Il existe aussi, de manière plus marginale, semble-t-il, des usages à visée hypnotique. Dans ce cas, les jeunes privilégient les médicaments codéinés seuls (hors prométhazine). « Ce type de pratiques relève de conduites addictives dont le potentiel développement parmi une fraction de jeunes devra être surveillé, estime l’OFDT. Leurs consommations médicamenteuses se rapprochent ici des expérimentations d’autres substances psychoactives médicamenteuses (benzodiazépines). Une partie de ces adolescents peuvent être qualifiés de “psychonautes”, recherchant sur les forums des informations sur les produits et les modalités d’usages détournés possibles. A Paris, certains de ces jeunes sont en grande difficulté psychique en lien avec une pathologie ayant entraîné une hospitalisation en pédopsychiatrie parfois, ou bien un contexte familial difficile. A travers l’usage de codéinés, ces jeunes chercheraient à soulager leur mal-être. »

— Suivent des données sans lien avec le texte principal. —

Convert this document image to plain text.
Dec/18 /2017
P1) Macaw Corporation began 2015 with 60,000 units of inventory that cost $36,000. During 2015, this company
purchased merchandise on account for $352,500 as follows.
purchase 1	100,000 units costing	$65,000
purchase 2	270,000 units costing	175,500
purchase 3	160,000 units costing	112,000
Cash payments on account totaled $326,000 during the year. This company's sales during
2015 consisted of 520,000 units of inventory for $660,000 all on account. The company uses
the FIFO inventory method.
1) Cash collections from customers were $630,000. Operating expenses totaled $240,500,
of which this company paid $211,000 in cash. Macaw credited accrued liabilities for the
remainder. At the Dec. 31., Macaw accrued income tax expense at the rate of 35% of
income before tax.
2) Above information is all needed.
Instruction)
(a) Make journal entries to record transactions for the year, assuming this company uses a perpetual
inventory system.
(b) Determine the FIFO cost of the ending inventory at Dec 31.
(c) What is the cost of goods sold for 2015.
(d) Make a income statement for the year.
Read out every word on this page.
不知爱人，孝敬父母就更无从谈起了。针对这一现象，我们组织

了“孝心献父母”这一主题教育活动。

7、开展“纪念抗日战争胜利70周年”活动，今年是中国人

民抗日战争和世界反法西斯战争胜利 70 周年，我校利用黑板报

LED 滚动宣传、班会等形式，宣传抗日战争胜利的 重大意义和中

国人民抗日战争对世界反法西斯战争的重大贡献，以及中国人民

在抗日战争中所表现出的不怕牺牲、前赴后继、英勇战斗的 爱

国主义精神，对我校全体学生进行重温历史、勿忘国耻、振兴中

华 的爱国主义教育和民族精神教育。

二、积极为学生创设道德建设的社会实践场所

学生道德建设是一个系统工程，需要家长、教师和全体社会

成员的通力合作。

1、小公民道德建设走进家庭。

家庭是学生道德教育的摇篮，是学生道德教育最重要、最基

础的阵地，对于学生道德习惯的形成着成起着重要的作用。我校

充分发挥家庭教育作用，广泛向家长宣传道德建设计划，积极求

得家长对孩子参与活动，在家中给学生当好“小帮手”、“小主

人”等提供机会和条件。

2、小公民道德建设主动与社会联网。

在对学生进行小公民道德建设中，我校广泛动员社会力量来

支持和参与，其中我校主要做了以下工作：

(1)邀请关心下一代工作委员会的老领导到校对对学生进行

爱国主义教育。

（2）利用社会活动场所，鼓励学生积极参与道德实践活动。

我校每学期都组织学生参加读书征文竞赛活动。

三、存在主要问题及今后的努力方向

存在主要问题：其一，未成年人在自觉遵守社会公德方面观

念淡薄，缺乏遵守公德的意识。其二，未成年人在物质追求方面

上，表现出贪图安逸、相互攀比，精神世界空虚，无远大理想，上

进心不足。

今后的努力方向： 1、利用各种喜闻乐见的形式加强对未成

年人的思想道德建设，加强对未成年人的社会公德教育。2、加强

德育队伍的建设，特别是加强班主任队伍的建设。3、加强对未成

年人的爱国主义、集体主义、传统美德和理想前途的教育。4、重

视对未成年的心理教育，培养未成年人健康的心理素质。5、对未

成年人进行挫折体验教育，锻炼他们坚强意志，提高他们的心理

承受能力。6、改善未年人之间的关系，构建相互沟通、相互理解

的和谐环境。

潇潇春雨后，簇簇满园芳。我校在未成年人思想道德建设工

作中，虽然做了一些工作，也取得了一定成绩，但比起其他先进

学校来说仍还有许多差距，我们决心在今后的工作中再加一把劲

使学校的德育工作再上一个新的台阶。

Comment fabrique-t-on la Lean ? Un sirop codéiné est mélangé à une spécialité antihistaminique et un soda – grenadine ou bonbons sont parfois ajoutés. Le mélange peut être bu à petites gorgées pendant deux heures. Les observateurs parisiens signalent que cette recette de fabrication s’inspire de celles relayées par les rappeurs américains sans que les jeunes se réclament forcément de la culture hip-hop. A Rennes, une diversification des recettes est observée avec parfois l’ajout d’alcool – une pratique aussi rapportée à Lyon. Les observateurs marseillais notent également que du cannabis est parfois ajouté au mélange. En plus des divers cocktails de médicaments fabriqués, on observe à Bordeaux et Marseille des pratiques d’extraction à froid de la codéine contenue dans les spécialités médicamenteuses comprenant du paracétamol (de façon à recueillir le liquide codéiné). Enfin, les codéinés (ou dextrométhorphane) sont aussi, et semble-t-il de plus en plus à Paris, consommés seuls, sans antihistaminique.
S’inquiéter ? « Les usages détournés de médicaments par les jeunes ne donnent pas nécessairement lieu à des dommages graves mais les exposent à une série de troubles sanitaires plus ou moins sévères, résume l’OFDT. A court terme, des effets secondaires repérés sont une altération de la qualité du sommeil, des problèmes de transit, des démangeaisons (si les codéinés sont consommés sans antihistaminique). Des troubles plus importants ont été observés à l’occasion d’hospitalisations.» A plus long terme, l’usage détourné de médicaments codéinés peut entraîner une accoutumance, voire une dépendance. Deux cas de décès de jeunes consécutifs à l’abus de ces médicaments ont été enregistrés en France depuis le début de l’année.
Au vu de ces différents éléments, Agnès Buzyn, ministre française des Solidarités et de la Santé, vient de prendre un arrêté interdisant la vente libre de produits codéinés dans les pharmacies d’officine.